A remnant of the accessory region of RSF1010 comprising the sul2 and strA genes and the first 223 nucleotides of the strB gene was found downstream of the repC gene on both pQGU13 and pQGU16 (Fig. 1). The strB gene was disrupted by a novel truncated Tn3-like transposon that contained a class I integron expressing the OXA-10 variants as the first cassette.

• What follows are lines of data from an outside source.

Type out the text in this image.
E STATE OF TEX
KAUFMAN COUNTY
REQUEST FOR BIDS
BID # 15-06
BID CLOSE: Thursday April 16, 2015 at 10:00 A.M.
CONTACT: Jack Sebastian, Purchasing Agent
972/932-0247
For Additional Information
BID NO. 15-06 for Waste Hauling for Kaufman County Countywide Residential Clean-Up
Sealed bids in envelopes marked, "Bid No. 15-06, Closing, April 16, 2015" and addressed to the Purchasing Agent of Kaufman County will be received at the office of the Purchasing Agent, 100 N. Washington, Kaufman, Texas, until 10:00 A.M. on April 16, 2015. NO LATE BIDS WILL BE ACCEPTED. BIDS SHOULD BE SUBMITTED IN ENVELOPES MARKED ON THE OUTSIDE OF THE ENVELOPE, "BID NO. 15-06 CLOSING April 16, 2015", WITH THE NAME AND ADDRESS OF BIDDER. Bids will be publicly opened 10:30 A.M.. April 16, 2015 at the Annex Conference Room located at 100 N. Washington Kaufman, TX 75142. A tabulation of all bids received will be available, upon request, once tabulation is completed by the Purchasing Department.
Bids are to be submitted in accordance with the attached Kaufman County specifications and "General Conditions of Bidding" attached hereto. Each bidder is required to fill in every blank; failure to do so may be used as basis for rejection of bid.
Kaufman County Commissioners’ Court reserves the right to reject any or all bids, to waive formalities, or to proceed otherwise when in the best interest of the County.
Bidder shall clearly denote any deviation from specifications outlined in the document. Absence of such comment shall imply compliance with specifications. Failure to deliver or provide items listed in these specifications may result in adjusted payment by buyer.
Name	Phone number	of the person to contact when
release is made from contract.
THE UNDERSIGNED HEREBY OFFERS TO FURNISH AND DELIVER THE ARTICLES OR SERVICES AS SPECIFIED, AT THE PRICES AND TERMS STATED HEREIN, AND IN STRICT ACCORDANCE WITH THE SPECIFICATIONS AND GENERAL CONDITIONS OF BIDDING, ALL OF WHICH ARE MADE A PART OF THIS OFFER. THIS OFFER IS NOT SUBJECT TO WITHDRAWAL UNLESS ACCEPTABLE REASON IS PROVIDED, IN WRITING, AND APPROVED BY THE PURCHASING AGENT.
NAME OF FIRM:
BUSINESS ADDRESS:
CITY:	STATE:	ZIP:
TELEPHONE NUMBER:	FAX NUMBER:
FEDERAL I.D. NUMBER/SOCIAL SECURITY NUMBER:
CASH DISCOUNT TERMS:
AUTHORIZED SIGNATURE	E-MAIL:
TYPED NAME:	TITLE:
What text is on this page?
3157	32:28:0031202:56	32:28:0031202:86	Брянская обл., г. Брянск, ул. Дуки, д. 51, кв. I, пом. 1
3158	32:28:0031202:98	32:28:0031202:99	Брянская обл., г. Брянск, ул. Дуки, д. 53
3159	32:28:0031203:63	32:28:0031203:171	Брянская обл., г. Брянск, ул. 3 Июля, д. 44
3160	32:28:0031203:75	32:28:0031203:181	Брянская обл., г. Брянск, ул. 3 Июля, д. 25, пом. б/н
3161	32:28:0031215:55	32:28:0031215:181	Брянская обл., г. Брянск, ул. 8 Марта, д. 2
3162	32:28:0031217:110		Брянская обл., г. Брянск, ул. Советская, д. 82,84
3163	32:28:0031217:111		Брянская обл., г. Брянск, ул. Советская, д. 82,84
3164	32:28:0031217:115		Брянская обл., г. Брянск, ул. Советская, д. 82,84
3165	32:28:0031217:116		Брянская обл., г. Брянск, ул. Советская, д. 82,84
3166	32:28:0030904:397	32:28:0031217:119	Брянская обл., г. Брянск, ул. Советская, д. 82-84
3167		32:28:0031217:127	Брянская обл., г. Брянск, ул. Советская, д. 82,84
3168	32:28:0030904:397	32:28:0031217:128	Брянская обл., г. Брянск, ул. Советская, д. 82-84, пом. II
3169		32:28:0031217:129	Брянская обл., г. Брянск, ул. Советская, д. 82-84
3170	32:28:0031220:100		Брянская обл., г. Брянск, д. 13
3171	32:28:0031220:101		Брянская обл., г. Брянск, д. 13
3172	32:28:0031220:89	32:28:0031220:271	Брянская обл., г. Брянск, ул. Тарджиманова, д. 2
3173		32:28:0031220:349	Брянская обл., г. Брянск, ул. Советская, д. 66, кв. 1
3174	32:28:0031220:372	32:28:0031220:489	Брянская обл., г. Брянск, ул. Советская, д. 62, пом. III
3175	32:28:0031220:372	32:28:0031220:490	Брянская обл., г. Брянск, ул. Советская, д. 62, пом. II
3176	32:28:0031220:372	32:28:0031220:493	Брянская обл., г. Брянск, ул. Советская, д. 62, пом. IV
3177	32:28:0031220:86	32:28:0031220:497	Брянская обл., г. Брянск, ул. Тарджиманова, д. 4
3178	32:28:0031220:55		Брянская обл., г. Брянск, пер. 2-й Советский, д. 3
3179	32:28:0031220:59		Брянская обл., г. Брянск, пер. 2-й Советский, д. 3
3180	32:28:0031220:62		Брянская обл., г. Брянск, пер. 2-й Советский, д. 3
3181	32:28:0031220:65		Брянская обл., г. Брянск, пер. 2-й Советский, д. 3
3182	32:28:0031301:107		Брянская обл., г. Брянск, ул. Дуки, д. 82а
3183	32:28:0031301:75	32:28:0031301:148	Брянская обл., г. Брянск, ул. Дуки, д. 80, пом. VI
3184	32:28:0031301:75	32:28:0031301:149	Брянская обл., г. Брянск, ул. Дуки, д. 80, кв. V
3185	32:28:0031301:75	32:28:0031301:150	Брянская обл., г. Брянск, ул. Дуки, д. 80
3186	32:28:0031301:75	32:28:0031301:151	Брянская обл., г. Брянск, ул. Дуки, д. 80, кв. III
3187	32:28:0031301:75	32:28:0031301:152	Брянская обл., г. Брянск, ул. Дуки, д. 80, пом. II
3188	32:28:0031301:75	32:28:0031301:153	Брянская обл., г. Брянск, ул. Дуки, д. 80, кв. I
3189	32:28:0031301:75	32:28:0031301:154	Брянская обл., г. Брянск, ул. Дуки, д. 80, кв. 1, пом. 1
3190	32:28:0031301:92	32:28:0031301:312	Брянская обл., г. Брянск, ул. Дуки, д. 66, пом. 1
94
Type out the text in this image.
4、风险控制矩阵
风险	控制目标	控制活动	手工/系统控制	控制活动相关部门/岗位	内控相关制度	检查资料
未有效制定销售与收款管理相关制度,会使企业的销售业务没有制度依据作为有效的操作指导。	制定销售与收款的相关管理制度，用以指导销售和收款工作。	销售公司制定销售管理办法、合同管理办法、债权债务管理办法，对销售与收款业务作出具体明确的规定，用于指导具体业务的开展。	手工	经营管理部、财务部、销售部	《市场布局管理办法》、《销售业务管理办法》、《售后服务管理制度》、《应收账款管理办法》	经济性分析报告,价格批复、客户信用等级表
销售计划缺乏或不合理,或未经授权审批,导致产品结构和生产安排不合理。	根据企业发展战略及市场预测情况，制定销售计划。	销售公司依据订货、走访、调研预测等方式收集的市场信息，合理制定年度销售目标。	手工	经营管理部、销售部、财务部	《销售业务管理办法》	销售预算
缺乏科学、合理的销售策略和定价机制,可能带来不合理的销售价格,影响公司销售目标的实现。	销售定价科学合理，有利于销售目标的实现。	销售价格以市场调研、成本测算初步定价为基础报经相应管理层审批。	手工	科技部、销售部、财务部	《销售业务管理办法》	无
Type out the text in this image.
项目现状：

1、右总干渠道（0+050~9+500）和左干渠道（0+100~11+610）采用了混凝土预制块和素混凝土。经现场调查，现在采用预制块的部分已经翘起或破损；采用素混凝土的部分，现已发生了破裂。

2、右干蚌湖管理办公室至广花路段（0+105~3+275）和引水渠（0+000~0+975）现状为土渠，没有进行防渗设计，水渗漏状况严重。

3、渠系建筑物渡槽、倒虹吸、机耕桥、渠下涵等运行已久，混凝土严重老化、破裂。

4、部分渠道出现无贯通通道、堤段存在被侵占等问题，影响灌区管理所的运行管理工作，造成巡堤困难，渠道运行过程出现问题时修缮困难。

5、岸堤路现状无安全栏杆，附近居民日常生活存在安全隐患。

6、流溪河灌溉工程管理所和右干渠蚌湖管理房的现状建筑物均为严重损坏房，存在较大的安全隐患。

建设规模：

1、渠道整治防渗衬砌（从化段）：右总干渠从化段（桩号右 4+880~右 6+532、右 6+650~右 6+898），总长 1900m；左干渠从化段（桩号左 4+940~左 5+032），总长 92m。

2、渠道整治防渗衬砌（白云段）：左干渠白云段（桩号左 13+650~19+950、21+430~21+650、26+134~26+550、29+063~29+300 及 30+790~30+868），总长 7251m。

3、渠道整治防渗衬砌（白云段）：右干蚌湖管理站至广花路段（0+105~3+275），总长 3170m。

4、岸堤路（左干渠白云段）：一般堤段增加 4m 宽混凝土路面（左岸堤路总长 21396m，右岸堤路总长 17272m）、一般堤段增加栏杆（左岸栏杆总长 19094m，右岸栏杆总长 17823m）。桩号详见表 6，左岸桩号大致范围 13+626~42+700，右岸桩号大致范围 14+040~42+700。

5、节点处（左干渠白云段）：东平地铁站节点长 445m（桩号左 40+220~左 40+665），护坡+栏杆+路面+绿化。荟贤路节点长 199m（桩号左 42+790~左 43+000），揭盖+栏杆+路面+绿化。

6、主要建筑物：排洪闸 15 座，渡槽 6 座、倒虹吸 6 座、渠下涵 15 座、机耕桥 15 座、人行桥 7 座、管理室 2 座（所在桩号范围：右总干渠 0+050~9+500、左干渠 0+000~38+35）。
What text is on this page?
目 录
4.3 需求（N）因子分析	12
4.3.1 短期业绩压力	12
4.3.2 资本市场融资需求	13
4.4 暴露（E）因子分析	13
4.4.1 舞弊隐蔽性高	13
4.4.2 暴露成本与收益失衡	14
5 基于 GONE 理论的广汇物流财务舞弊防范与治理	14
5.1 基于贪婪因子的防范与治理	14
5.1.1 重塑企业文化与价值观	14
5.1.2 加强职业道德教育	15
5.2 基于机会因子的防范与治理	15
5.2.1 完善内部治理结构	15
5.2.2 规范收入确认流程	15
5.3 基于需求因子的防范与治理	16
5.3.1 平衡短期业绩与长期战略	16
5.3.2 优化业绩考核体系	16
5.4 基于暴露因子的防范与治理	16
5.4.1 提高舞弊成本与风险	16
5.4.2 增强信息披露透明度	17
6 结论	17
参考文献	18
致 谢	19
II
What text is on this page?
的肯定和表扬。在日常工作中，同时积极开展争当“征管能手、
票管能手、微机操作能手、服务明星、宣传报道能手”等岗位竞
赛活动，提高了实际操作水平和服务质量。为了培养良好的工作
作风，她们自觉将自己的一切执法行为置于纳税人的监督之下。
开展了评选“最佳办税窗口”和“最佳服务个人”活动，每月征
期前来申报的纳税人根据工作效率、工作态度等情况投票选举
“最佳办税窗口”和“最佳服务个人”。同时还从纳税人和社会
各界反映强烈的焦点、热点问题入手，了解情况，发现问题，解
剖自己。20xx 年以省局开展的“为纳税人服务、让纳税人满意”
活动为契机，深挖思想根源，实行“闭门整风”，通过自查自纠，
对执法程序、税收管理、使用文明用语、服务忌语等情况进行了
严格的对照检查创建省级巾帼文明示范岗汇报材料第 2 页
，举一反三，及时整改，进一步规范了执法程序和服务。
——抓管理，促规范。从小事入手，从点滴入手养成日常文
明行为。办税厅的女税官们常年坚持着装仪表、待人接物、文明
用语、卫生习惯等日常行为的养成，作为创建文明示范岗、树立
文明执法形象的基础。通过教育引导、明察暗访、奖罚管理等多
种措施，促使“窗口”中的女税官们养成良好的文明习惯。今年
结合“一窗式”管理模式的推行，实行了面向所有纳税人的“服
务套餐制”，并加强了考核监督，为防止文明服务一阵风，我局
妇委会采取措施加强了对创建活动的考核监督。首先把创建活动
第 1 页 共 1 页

Moreover, the integron contained a nonfunctional second cassette consisting of a truncated AAC(I) aminoglycoside acetyltransferase open reading frame (ORF) from which both the 5′ and 3′ ends were missing and that was similar to the aacA38 gene found in In883 (GenBank accession number KJ668593). The intergenic region between the two cassettes had collapsed, while the integron 3′ conserved sequence (CS) was absent (Fig. 1). The integron 5′ CS, containing the attI1 site and the class I integrase gene (intI1), was 100% identical to the one found on the Tn1404 element identified on plasmid R151 of P. aeruginosa POW 151 (8). Downstream of intI1, the integron inverted repeat IRi was found to adjoin the transposition module that consisted of a resolvase gene and a transposase gene in the opposite orientation. In pQGU16, a 33-bp terminal inverted repeat (TIR) sequence was detected downstream of tnpA, forming the right extremity of the transposon and interrupting the remnant of the ISCR2 transposase gene found on the variable region of RSF1010 at the vicinity of the plasmid’s replication origin (Fig. 1). In E. cloacae WW13, the TIR region of the IncQ plasmid was interrupted by the IS4321 element (Fig. 1).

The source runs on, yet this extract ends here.